Asher: Let’s start with TG-170.

Mike: What do I say?

Asher: Anything.

Mike: I used to live right around the corner from there in the Lower East Side—Terry’s an old friend of mine. I did it for free or little money, and I love those kinds of projects. I feel like I’m still doing them, when I do my wife’s book cover or something, that’s the best kind of design work. You get so integrated with the clients and the audience they’re trying to reach, it ends up coming from a very natural place.

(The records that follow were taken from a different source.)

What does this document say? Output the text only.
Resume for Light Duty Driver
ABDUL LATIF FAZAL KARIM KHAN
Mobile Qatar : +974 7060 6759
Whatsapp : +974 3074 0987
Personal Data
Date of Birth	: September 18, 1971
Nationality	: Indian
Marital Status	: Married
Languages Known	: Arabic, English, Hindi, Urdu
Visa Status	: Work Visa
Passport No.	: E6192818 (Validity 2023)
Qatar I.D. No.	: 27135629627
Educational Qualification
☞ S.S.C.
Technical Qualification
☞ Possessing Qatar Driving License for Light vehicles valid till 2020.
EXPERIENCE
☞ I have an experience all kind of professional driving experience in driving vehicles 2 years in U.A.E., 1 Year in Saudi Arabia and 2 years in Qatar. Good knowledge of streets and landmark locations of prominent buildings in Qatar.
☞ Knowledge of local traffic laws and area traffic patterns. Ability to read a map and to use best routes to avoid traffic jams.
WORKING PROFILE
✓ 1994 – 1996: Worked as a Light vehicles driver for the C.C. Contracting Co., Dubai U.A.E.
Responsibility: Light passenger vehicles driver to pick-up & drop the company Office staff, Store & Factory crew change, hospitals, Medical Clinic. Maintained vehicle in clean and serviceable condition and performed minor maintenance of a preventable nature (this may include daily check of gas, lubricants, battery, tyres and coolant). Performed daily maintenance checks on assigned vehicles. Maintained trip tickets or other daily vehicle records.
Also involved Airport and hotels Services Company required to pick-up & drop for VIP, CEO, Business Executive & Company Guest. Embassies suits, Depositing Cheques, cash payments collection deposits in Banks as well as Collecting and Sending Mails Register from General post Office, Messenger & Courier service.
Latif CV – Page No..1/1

Asher: Okay, next: Supreme.

Mike: With Supreme, when I did the shirts and stuff, it was using one of my favourite strategies. You associate skateboarding with the street, especially with punk or hip-hop or underground culture, and everything I did with them was very over-ground looking, mainstream looking. That was what made it, hopefully, interesting. I sort of did the same thing with Sonic Youth’s Washing Machine, which I did around the same time. It’s taking on a corporate, industrial, kind of Swiss looking design language and putting it onto this supposedly subversive, rough, culture. Doing 
the wrong visual solution, I love that strategy.

Asher: Marc Jacobs.

Mike: Which? I did a lot for him.

Asher: The early stuff, with the lips.

Mike: I remember Marc was obsessed with Fiorucci, and that was kind of great because that wasn’t my taste at all. One great thing about being a graphic designer and working with people who aren’t graphic designers, is their taste breaks all the
taste rules of the graphic design world. At the time Fiorucci wasn’t hip at all, but I also remember Marc talking about lips and I said, “Oh lips! But that’s so cliché,” and Marc said, “Cliché’s are great! Clichés are powerful. Clichés are what we all share.” That was the first time I had ever heard anybody say that.